No Brasil, as unidades de conservação são definidas pelo Plano de Sistema de Unidades de Conservação como "áreas criadas pelo Poder Público, por lei, visando a proteção e a preservação de ecossistemas no seu estado natural e primitivo, onde os recursos naturais são passíveis de um uso indireto sem consumo".
Existem diversas categorias de unidades de conservação, com objetivos específicos e graus de restrição para a intervenção humana diferenciados, desde a total preservação até o uso múltiplo e recreacional. No Brasil há 13 categorias.
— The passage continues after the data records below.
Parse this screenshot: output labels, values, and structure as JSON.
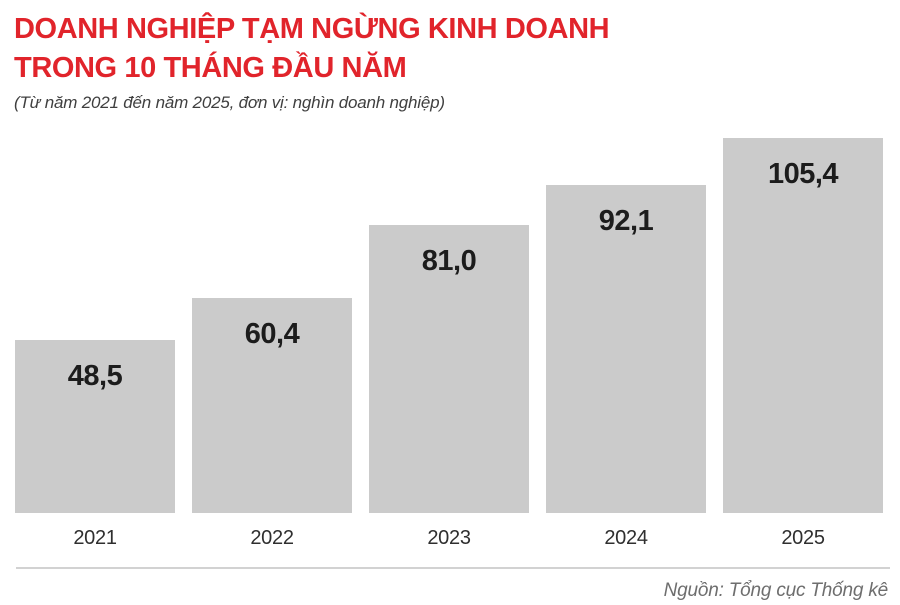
{
  "header": {
    "title_line1": "DOANH NGHIỆP TẠM NGỪNG KINH DOANH",
    "title_line2": "TRONG 10 THÁNG ĐẦU NĂM",
    "subtitle": "(Từ năm 2021 đến năm 2025, đơn vị: nghìn doanh nghiệp)"
  },
  "chart_data": {
    "type": "bar",
    "title": "DOANH NGHIỆP TẠM NGỪNG KINH DOANH TRONG 10 THÁNG ĐẦU NĂM",
    "subtitle": "(Từ năm 2021 đến năm 2025, đơn vị: nghìn doanh nghiệp)",
    "categories": [
      "2021",
      "2022",
      "2023",
      "2024",
      "2025"
    ],
    "values": [
      48.5,
      60.4,
      81.0,
      92.1,
      105.4
    ],
    "value_labels": [
      "48,5",
      "60,4",
      "81,0",
      "92,1",
      "105,4"
    ],
    "unit": "nghìn doanh nghiệp",
    "xlabel": "",
    "ylabel": "nghìn doanh nghiệp",
    "ylim": [
      0,
      105.4
    ],
    "axes": "hidden",
    "grid": false,
    "legend": false,
    "bar_color": "#cbcbcb",
    "value_label_color": "#1c1c1c"
  },
  "footer": {
    "source": "Nguồn: Tổng cục Thống kê"
  },
  "colors": {
    "title_red": "#e1242b",
    "bar_gray": "#cbcbcb",
    "divider_gray": "#d2d2d2",
    "source_gray": "#6e6e6e"
  }
}
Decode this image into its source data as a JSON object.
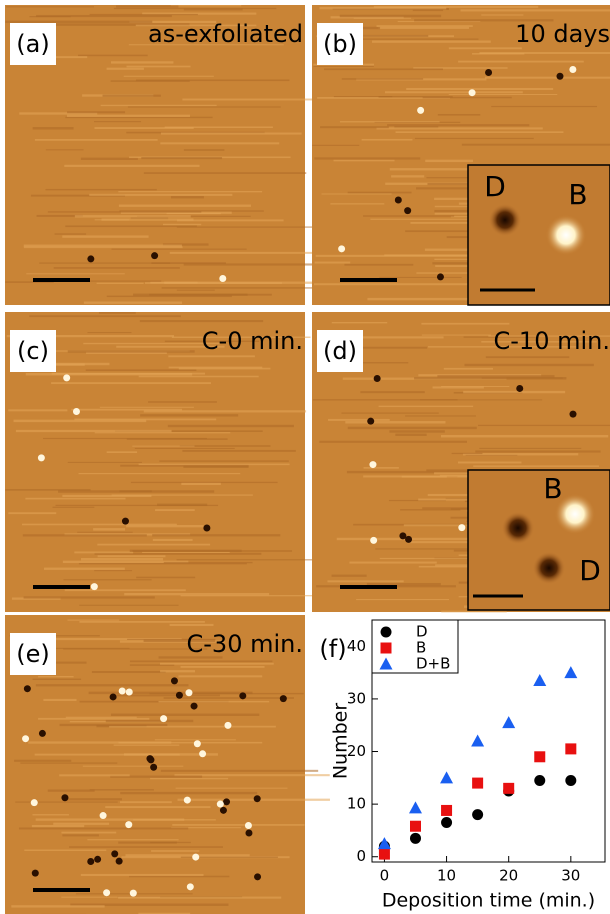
{
  "panels": [
    {
      "label": "(a)",
      "caption": "as-exfoliated"
    },
    {
      "label": "(b)",
      "caption": "10 days",
      "inset": [
        "D",
        "B"
      ]
    },
    {
      "label": "(c)",
      "caption": "C-0 min."
    },
    {
      "label": "(d)",
      "caption": "C-10 min.",
      "inset": [
        "B",
        "D"
      ]
    },
    {
      "label": "(e)",
      "caption": "C-30 min."
    }
  ],
  "chart_data": {
    "type": "scatter",
    "panel_label": "(f)",
    "xlabel": "Deposition time (min.)",
    "ylabel": "Number",
    "x": [
      0,
      5,
      10,
      15,
      20,
      25,
      30
    ],
    "series": [
      {
        "name": "D",
        "color": "#000000",
        "marker": "circle",
        "values": [
          2,
          3.5,
          6.5,
          8,
          12.5,
          14.5,
          14.5
        ]
      },
      {
        "name": "B",
        "color": "#e81010",
        "marker": "square",
        "values": [
          0.5,
          5.8,
          8.8,
          14,
          13,
          19,
          20.5
        ]
      },
      {
        "name": "D+B",
        "color": "#1a5ff0",
        "marker": "triangle",
        "values": [
          2.5,
          9.3,
          15,
          22,
          25.5,
          33.5,
          35
        ]
      }
    ],
    "xlim": [
      -2,
      35.5
    ],
    "ylim": [
      -1,
      45
    ],
    "xticks": [
      0,
      10,
      20,
      30
    ],
    "yticks": [
      0,
      10,
      20,
      30,
      40
    ],
    "legend": "upper left"
  }
}
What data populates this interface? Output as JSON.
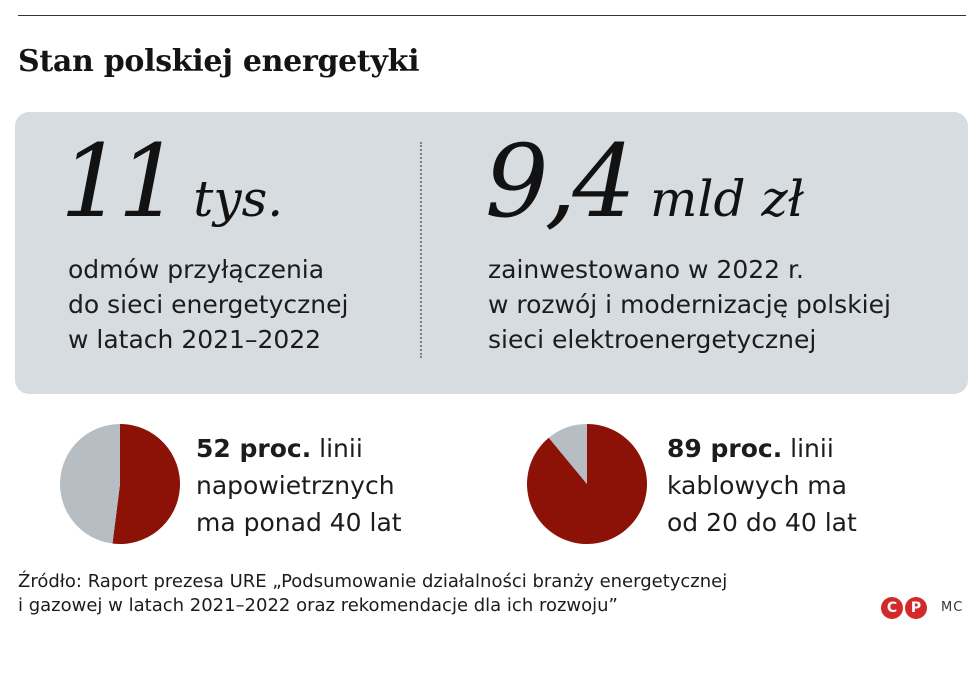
{
  "title": "Stan polskiej energetyki",
  "stats": {
    "left": {
      "number": "11",
      "unit": "tys.",
      "lines": [
        "odmów przyłączenia",
        "do sieci energetycznej",
        "w latach 2021–2022"
      ]
    },
    "right": {
      "number": "9,4",
      "unit": "mld zł",
      "lines": [
        "zainwestowano w 2022 r.",
        "w rozwój i modernizację polskiej",
        "sieci elektroenergetycznej"
      ]
    }
  },
  "chart_data": [
    {
      "type": "pie",
      "slices": [
        {
          "label": "52 proc.",
          "value": 52,
          "color": "#8c1208"
        },
        {
          "label": "",
          "value": 48,
          "color": "#b6bdc3"
        }
      ],
      "caption_bold": "52 proc.",
      "caption_lines": [
        " linii",
        "napowietrznych",
        "ma ponad 40 lat"
      ]
    },
    {
      "type": "pie",
      "slices": [
        {
          "label": "89 proc.",
          "value": 89,
          "color": "#8c1208"
        },
        {
          "label": "",
          "value": 11,
          "color": "#b6bdc3"
        }
      ],
      "caption_bold": "89 proc.",
      "caption_lines": [
        " linii",
        "kablowych ma",
        "od 20 do 40 lat"
      ]
    }
  ],
  "source": {
    "line1": "Źródło: Raport prezesa URE „Podsumowanie działalności branży energetycznej",
    "line2": "i gazowej w latach 2021–2022 oraz rekomendacje dla ich rozwoju”"
  },
  "logo": {
    "letter1": "C",
    "letter2": "P",
    "color": "#d22a2a"
  },
  "credit": "MC"
}
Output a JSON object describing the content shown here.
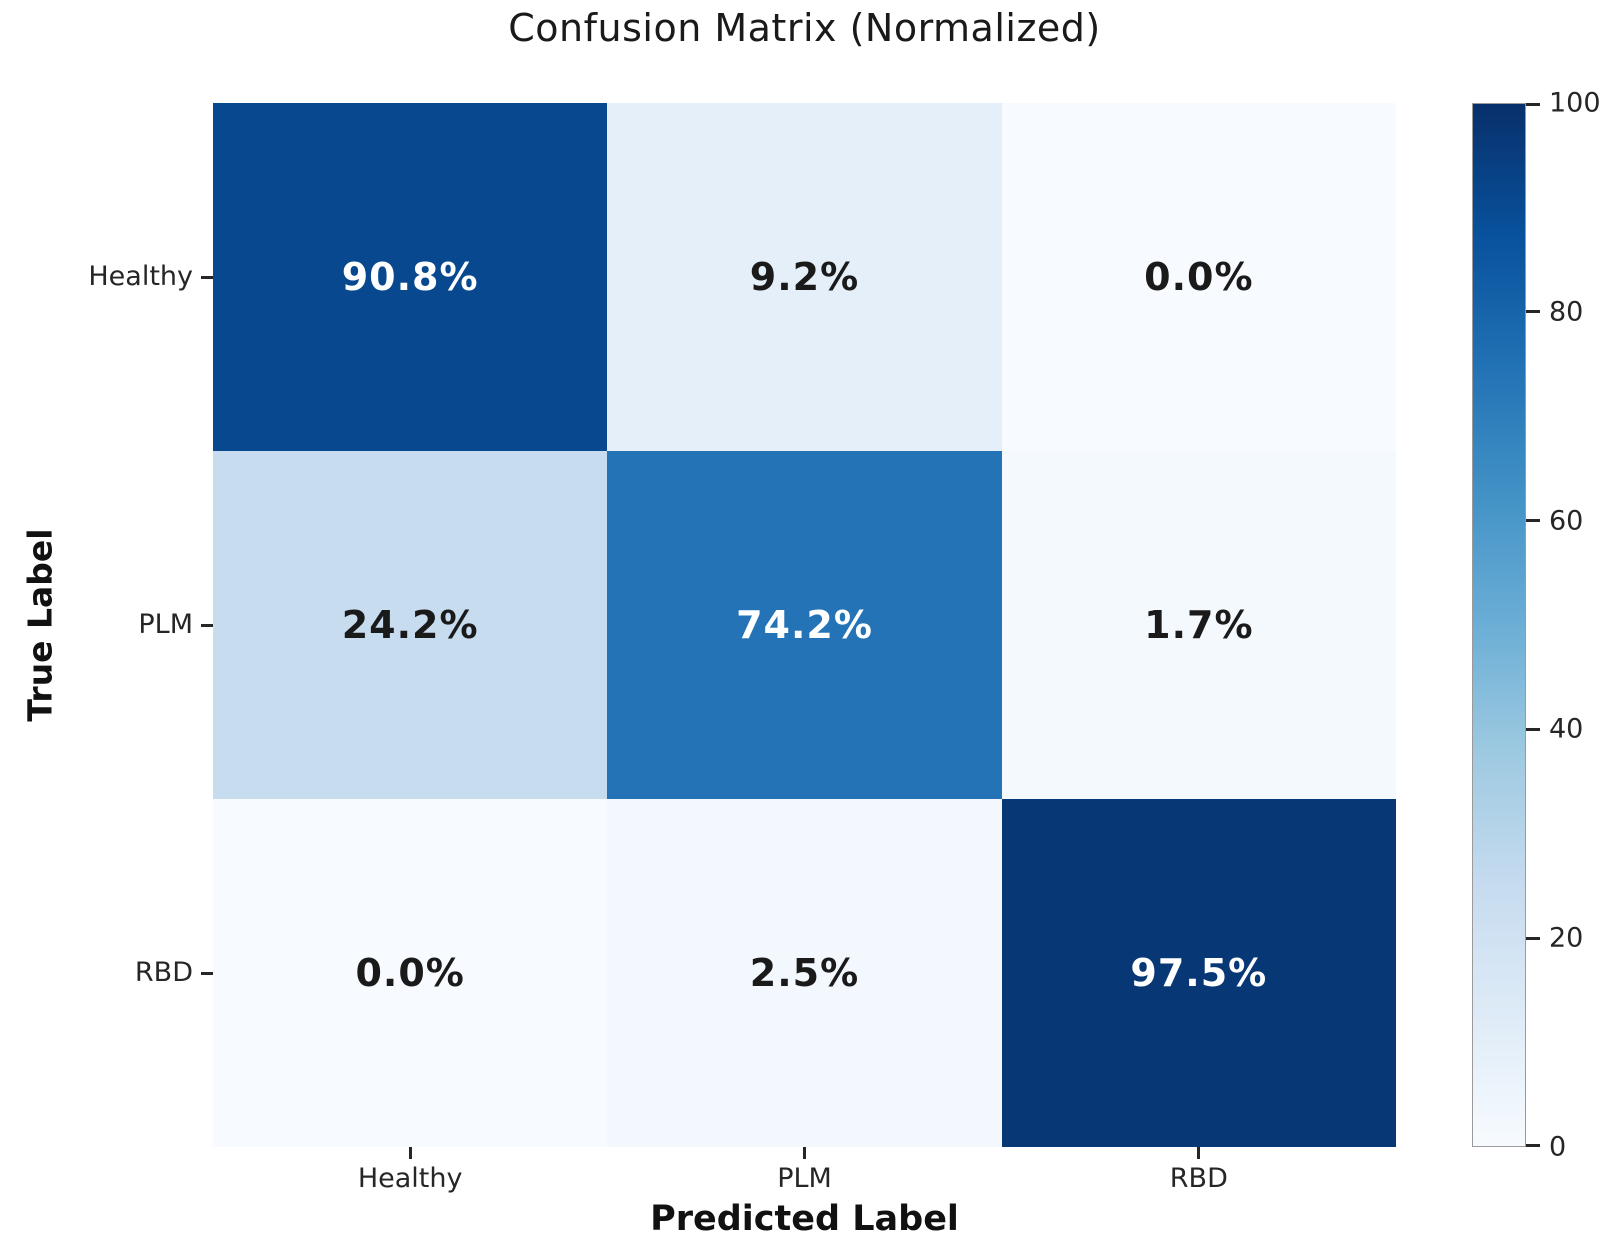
{
  "chart_data": {
    "type": "heatmap",
    "title": "Confusion Matrix (Normalized)",
    "xlabel": "Predicted Label",
    "ylabel": "True Label",
    "x_categories": [
      "Healthy",
      "PLM",
      "RBD"
    ],
    "y_categories": [
      "Healthy",
      "PLM",
      "RBD"
    ],
    "values_percent": [
      [
        90.8,
        9.2,
        0.0
      ],
      [
        24.2,
        74.2,
        1.7
      ],
      [
        0.0,
        2.5,
        97.5
      ]
    ],
    "cell_labels": [
      [
        "90.8%",
        "9.2%",
        "0.0%"
      ],
      [
        "24.2%",
        "74.2%",
        "1.7%"
      ],
      [
        "0.0%",
        "2.5%",
        "97.5%"
      ]
    ],
    "colorbar": {
      "min": 0,
      "max": 100,
      "ticks": [
        0,
        20,
        40,
        60,
        80,
        100
      ]
    },
    "colormap": {
      "name": "Blues",
      "stops": [
        {
          "t": 0.0,
          "color": "#f7fbff"
        },
        {
          "t": 0.125,
          "color": "#deebf7"
        },
        {
          "t": 0.25,
          "color": "#c6dbef"
        },
        {
          "t": 0.375,
          "color": "#9ecae1"
        },
        {
          "t": 0.5,
          "color": "#6baed6"
        },
        {
          "t": 0.625,
          "color": "#4292c6"
        },
        {
          "t": 0.75,
          "color": "#2171b5"
        },
        {
          "t": 0.875,
          "color": "#08519c"
        },
        {
          "t": 1.0,
          "color": "#08306b"
        }
      ]
    },
    "annotation_text_threshold": 50,
    "annotation_colors": {
      "light_cell_text": "#1a1a1a",
      "dark_cell_text": "#ffffff"
    },
    "legend_position": "right",
    "grid": false
  }
}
A primeira criada no país foi o Parque Nacional de Itatiaia, em 1937. Desde então, as unidades de conservação multiplicaram-se, chegando a mais de 33 milhões de hectares há 10 anos.
No Município de Campinas, já existem várias unidades de conservação e áreas correlatas: uma Área de Relevante Interesse Ecológico sob administração federal (Santa Genebra), três Áreas Naturais Tombadas sob administração estadual (Bosque dos Jequitibás, Reserva Florestal da Fundação José Pedro de Oliveira e Fazenda Mato Dentro), dois Parques (um Ecológico - Monsenhor Emílio José Salim e outro Estadual) e parte de uma Área de Proteção Ambiental Estadual (Piracicaba e Juqueri-Mirim) (dados de 1992), além da APA Municipal de Sousas e Joaquim Egídio.